Il prit donc les Anciens de la ville, et des épines du désert, et des chardons, et il en froissa les hommes de Succoth.
17 En de toren van Pnuel wierp hij af, en doodde de lieden der stad.
Or il avait démoli la tour de Pénuël, et mis à mort les gens de la ville.
18 Daarna zeide hij tot Zebah en Tsalmuna: Wat waren het voor mannen, die gij te Thabor doodsloegt? En zij zeiden: Gelijk gij, alzo waren zij, enerlei, van gedaante als koningszonen.

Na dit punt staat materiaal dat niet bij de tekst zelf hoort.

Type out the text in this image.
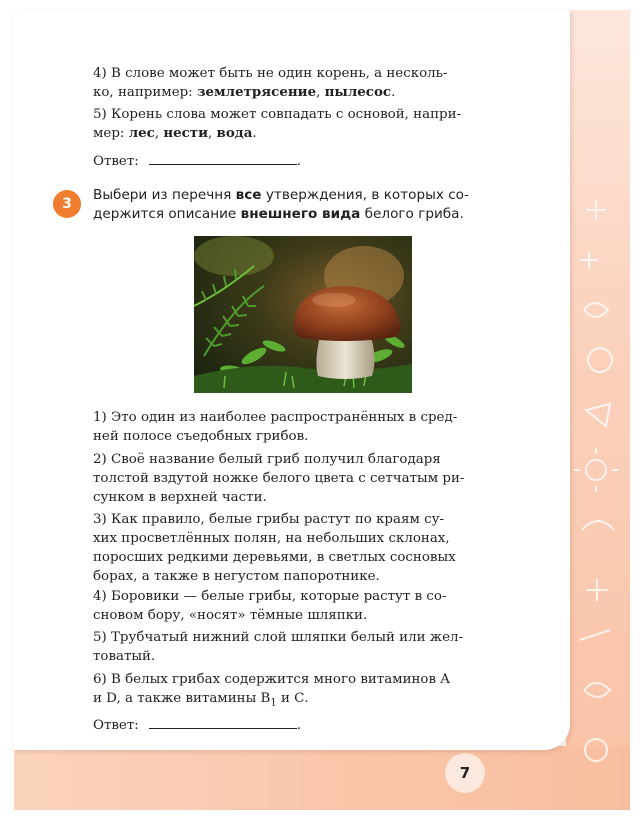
4) В слове может быть не один корень, а несколь-
ко, например: землетрясение, пылесос.
5) Корень слова может совпадать с основой, напри-
мер: лес, нести, вода.
Ответ:	.
3
Выбери из перечня все утверждения, в которых со-
держится описание внешнего вида белого гриба.
1) Это один из наиболее распространённых в сред-
ней полосе съедобных грибов.
2) Своё название белый гриб получил благодаря
толстой вздутой ножке белого цвета с сетчатым ри-
сунком в верхней части.
3) Как правило, белые грибы растут по краям су-
хих просветлённых полян, на небольших склонах,
поросших редкими деревьями, в светлых сосновых
борах, а также в негустом папоротнике.
4) Боровики — белые грибы, которые растут в со-
сновом бору, «носят» тёмные шляпки.
5) Трубчатый нижний слой шляпки белый или жел-
товатый.
6) В белых грибах содержится много витаминов A
и D, а также витамины $B_1$ и С.
Ответ:	.
7
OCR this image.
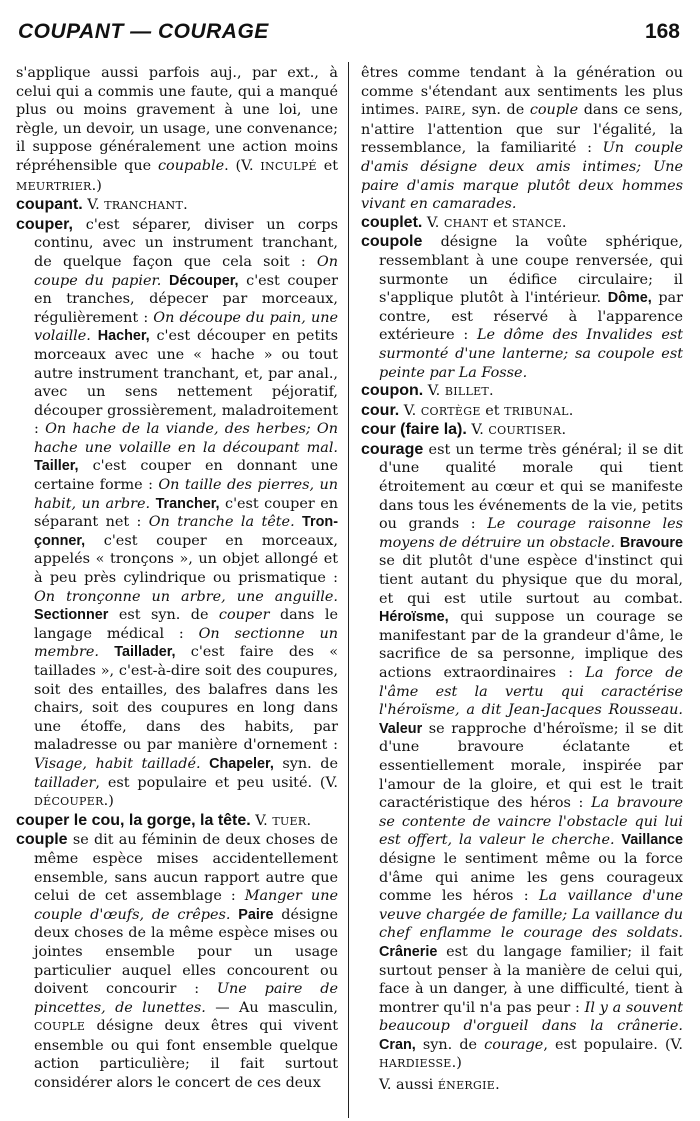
COUPANT — COURAGE	168

s'applique aussi parfois auj., par ext., à celui qui a commis une faute, qui a manqué plus ou moins gravement à une loi, une règle, un devoir, un usage, une convenance; il suppose généralement une action moins répréhensible que coupable. (V. INCULPÉ et MEURTRIER.)

coupant. V. TRANCHANT.

couper, c'est séparer, diviser un corps continu, avec un instrument tranchant, de quelque façon que cela soit : On coupe du papier. Découper, c'est couper en tranches, dépecer par morceaux, régulièrement : On découpe du pain, une volaille. Hacher, c'est découper en petits morceaux avec une « hache » ou tout autre instrument tranchant, et, par anal., avec un sens nettement péjoratif, découper grossièrement, maladroitement : On hache de la viande, des herbes; On hache une volaille en la découpant mal. Tailler, c'est couper en donnant une certaine forme : On taille des pierres, un habit, un arbre. Trancher, c'est couper en séparant net : On tranche la tête. Tronçonner, c'est couper en morceaux, appelés « tronçons », un objet allongé et à peu près cylindrique ou prismatique : On tronçonne un arbre, une anguille. Sectionner est syn. de couper dans le langage médical : On sectionne un membre. Taillader, c'est faire des « taillades », c'est-à-dire soit des coupures, soit des entailles, des balafres dans les chairs, soit des coupures en long dans une étoffe, dans des habits, par maladresse ou par manière d'ornement : Visage, habit tailladé. Chapeler, syn. de taillader, est populaire et peu usité. (V. DÉCOUPER.)

couper le cou, la gorge, la tête. V. TUER.

couple se dit au féminin de deux choses de même espèce mises accidentellement ensemble, sans aucun rapport autre que celui de cet assemblage : Manger une couple d'œufs, de crêpes. Paire désigne deux choses de la même espèce mises ou jointes ensemble pour un usage particulier auquel elles concourent ou doivent concourir : Une paire de pincettes, de lunettes. — Au masculin, COUPLE désigne deux êtres qui vivent ensemble ou qui font ensemble quelque action particulière; il fait surtout considérer alors le concert de ces deux

êtres comme tendant à la génération ou comme s'étendant aux sentiments les plus intimes. PAIRE, syn. de couple dans ce sens, n'attire l'attention que sur l'égalité, la ressemblance, la familiarité : Un couple d'amis désigne deux amis intimes; Une paire d'amis marque plutôt deux hommes vivant en camarades.

couplet. V. CHANT et STANCE.

coupole désigne la voûte sphérique, ressemblant à une coupe renversée, qui surmonte un édifice circulaire; il s'applique plutôt à l'intérieur. Dôme, par contre, est réservé à l'apparence extérieure : Le dôme des Invalides est surmonté d'une lanterne; sa coupole est peinte par La Fosse.

coupon. V. BILLET.

cour. V. CORTÈGE et TRIBUNAL.

cour (faire la). V. COURTISER.

courage est un terme très général; il se dit d'une qualité morale qui tient étroitement au cœur et qui se manifeste dans tous les événements de la vie, petits ou grands : Le courage raisonne les moyens de détruire un obstacle. Bravoure se dit plutôt d'une espèce d'instinct qui tient autant du physique que du moral, et qui est utile surtout au combat. Héroïsme, qui suppose un courage se manifestant par de la grandeur d'âme, le sacrifice de sa personne, implique des actions extraordinaires : La force de l'âme est la vertu qui caractérise l'héroïsme, a dit Jean-Jacques Rousseau. Valeur se rapproche d'héroïsme; il se dit d'une bravoure éclatante et essentiellement morale, inspirée par l'amour de la gloire, et qui est le trait caractéristique des héros : La bravoure se contente de vaincre l'obstacle qui lui est offert, la valeur le cherche. Vaillance désigne le sentiment même ou la force d'âme qui anime les gens courageux comme les héros : La vaillance d'une veuve chargée de famille; La vaillance du chef enflamme le courage des soldats. Crânerie est du langage familier; il fait surtout penser à la manière de celui qui, face à un danger, à une difficulté, tient à montrer qu'il n'a pas peur : Il y a souvent beaucoup d'orgueil dans la crânerie. Cran, syn. de courage, est populaire. (V. HARDIESSE.)

V. aussi ÉNERGIE.
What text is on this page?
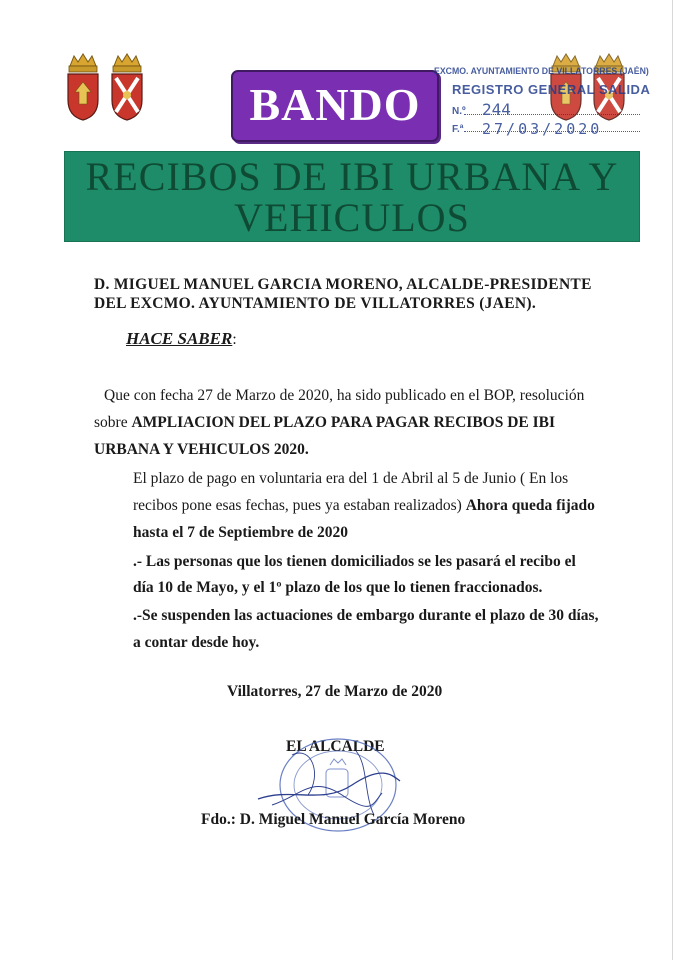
BANDO
EXCMO. AYUNTAMIENTO DE VILLATORRES (JAÉN)
REGISTRO GENERAL SALIDA
N.º 244
F.ª 27/03/2020
RECIBOS DE IBI URBANA Y
VEHICULOS
D. MIGUEL MANUEL GARCIA MORENO, ALCALDE-PRESIDENTE
DEL EXCMO. AYUNTAMIENTO DE VILLATORRES (JAEN).
HACE SABER:
Que con fecha 27 de Marzo de 2020, ha sido publicado en el BOP, resolución
sobre AMPLIACION DEL PLAZO PARA PAGAR RECIBOS DE IBI
URBANA Y VEHICULOS 2020.
El plazo de pago en voluntaria era del 1 de Abril al 5 de Junio ( En los
recibos pone esas fechas, pues ya estaban realizados) Ahora queda fijado
hasta el 7 de Septiembre de 2020
.- Las personas que los tienen domiciliados se les pasará el recibo el
día 10 de Mayo, y el 1º plazo de los que lo tienen fraccionados.
.-Se suspenden las actuaciones de embargo durante el plazo de 30 días,
a contar desde hoy.
Villatorres, 27 de Marzo de 2020
EL ALCALDE
Fdo.: D. Miguel Manuel García Moreno
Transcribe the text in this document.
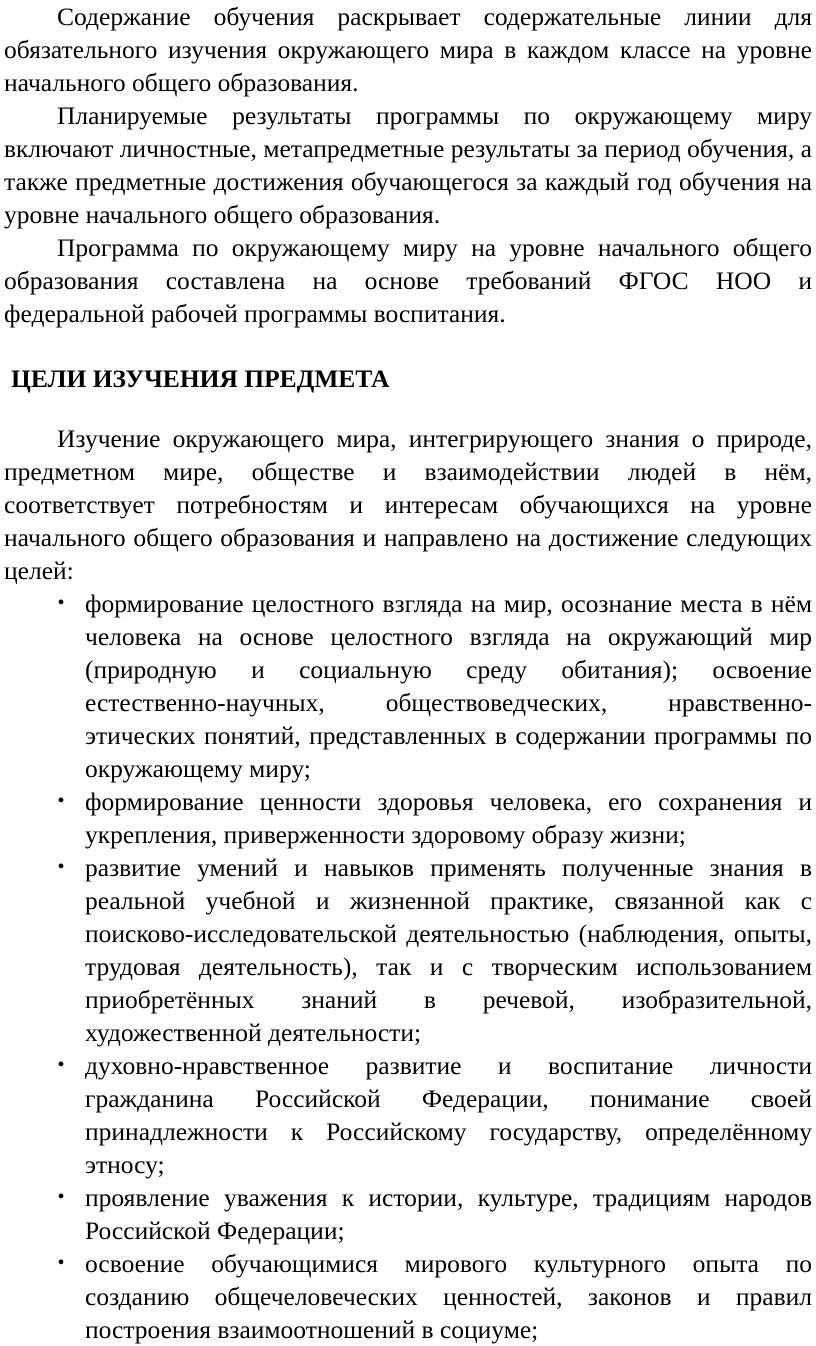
Содержание обучения раскрывает содержательные линии для обязательного изучения окружающего мира в каждом классе на уровне начального общего образования.

Планируемые результаты программы по окружающему миру включают личностные, метапредметные результаты за период обучения, а также предметные достижения обучающегося за каждый год обучения на уровне начального общего образования.

Программа по окружающему миру на уровне начального общего образования составлена на основе требований ФГОС НОО и федеральной рабочей программы воспитания.

ЦЕЛИ ИЗУЧЕНИЯ ПРЕДМЕТА

Изучение окружающего мира, интегрирующего знания о природе, предметном мире, обществе и взаимодействии людей в нём, соответствует потребностям и интересам обучающихся на уровне начального общего образования и направлено на достижение следующих целей:

• формирование целостного взгляда на мир, осознание места в нём человека на основе целостного взгляда на окружающий мир (природную и социальную среду обитания); освоение естественно-научных, обществоведческих, нравственно-этических понятий, представленных в содержании программы по окружающему миру;
• формирование ценности здоровья человека, его сохранения и укрепления, приверженности здоровому образу жизни;
• развитие умений и навыков применять полученные знания в реальной учебной и жизненной практике, связанной как с поисково-исследовательской деятельностью (наблюдения, опыты, трудовая деятельность), так и с творческим использованием приобретённых знаний в речевой, изобразительной, художественной деятельности;
• духовно-нравственное развитие и воспитание личности гражданина Российской Федерации, понимание своей принадлежности к Российскому государству, определённому этносу;
• проявление уважения к истории, культуре, традициям народов Российской Федерации;
• освоение обучающимися мирового культурного опыта по созданию общечеловеческих ценностей, законов и правил построения взаимоотношений в социуме;
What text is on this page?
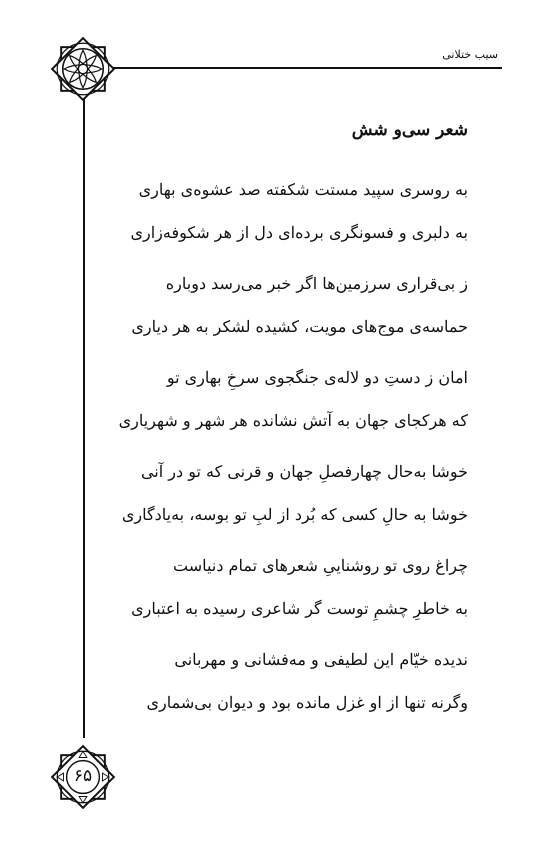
سیب ختلانی
شعر سی‌و شش
به روسری سپید مستت شکفته صد عشوه‌ی بهاری
به دلبری و فسونگری برده‌ای دل از هر شکوفه‌زاری
ز بی‌قراری سرزمین‌ها اگر خبر می‌رسد دوباره
حماسه‌ی موج‌های مویت، کشیده لشکر به هر دیاری
امان ز دستِ دو لاله‌ی جنگجوی سرخِ بهاری تو
که هرکجای جهان به آتش نشانده هر شهر و شهریاری
خوشا به‌حال چهارفصلِ جهان و قرنی که تو در آنی
خوشا به حالِ کسی که بُرد از لبِ تو بوسه، به‌یادگاری
چراغ روی تو روشناییِ شعرهای تمام دنیاست
به خاطرِ چشمِ توست گر شاعری رسیده به اعتباری
ندیده خیّام این لطیفی و مه‌فشانی و مهربانی
وگرنه تنها از او غزل مانده بود و دیوان بی‌شماری
۶۵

Puis il dit à Zébah et à Tsalmunah: Comment [étaient faits] ces hommes que vous avez tués sur le Tabor? Ils répondirent: Ils étaient entièrement comme toi; chacun d'eux avait l'air d'un fils de Roi.
19 Toen zeide hij: Het waren mijn broeders, zonen mijner moeder; zo waarlijk als de HEERE leeft, zo gij hen hadt laten leven, ik zou ulieden niet doden!
Et il leur dit: C'étaient mes frères, enfants de ma mère; l'Eternel est vivant, si vous leur eussiez sauvé la vie, je ne vous tuerais pas.
20 En hij zeide tot Jether, zijn eerstgeborene: Sta op, dood hen; maar de jongeling trok zijn zwaard niet uit, want hij vreesde, dewijl hij nog een jongeling was.
Puis il dit à Jéther son premier-né: Lève-toi, tue-les; mais le jeune garçon ne tira point son épée, car il avait peur, parce qu'il était encore jeune garçon.
21 Toen zeiden Zebah en Tsalmuna: Sta gij op, en val op ons aan, want naar dat de man is, zo is zijn macht. Zo stond Gideon op, en doodde Zebah en Tsalmuna, en nam de maantjes, die aan de halzen hunner kemelen waren.
Et Zébah et Tsalmunah dirent: Lève-toi toi-même, et te jette sur nous; car tel qu'est l'homme, telle est sa force. Et Gédeon se leva, et tua Zébah et Tsalmunah, et prit les colliers qui étaient aux cous de leurs chameaux.
22 Toen zeiden de mannen van Israel tot Gideon: Heers over ons, zo gij als uw zoon en uws zoons zoon, dewijl gij ons van der Midianieten hand verlost hebt.
Et ceux d'Israël dirent tous d'un accord à Gédeon: Domine sur nous, tant toi que ton fils, et le fils de ton fils; car tu nous as délivrés de la main de Madian.
23 Maar Gideon zeide tot hen: Ik zal over u niet heersen; ook zal mijn zoon over u niet heersen; de HEERE zal over u heersen.
Et Gédeon leur répondit: Je ne dominerai point sur vous, ni mon fils ne dominera point sur vous; l'Eternel dominera sur vous.
24 Voorts zeide Gideon tot hen: Een begeerte zal ik van u begeren: geeft mij maar een iegelijk een voorhoofdsiersel van zijn roof; want zij hadden gouden voorhoofdsierselen gehad, dewijl zij Ismaelieten waren.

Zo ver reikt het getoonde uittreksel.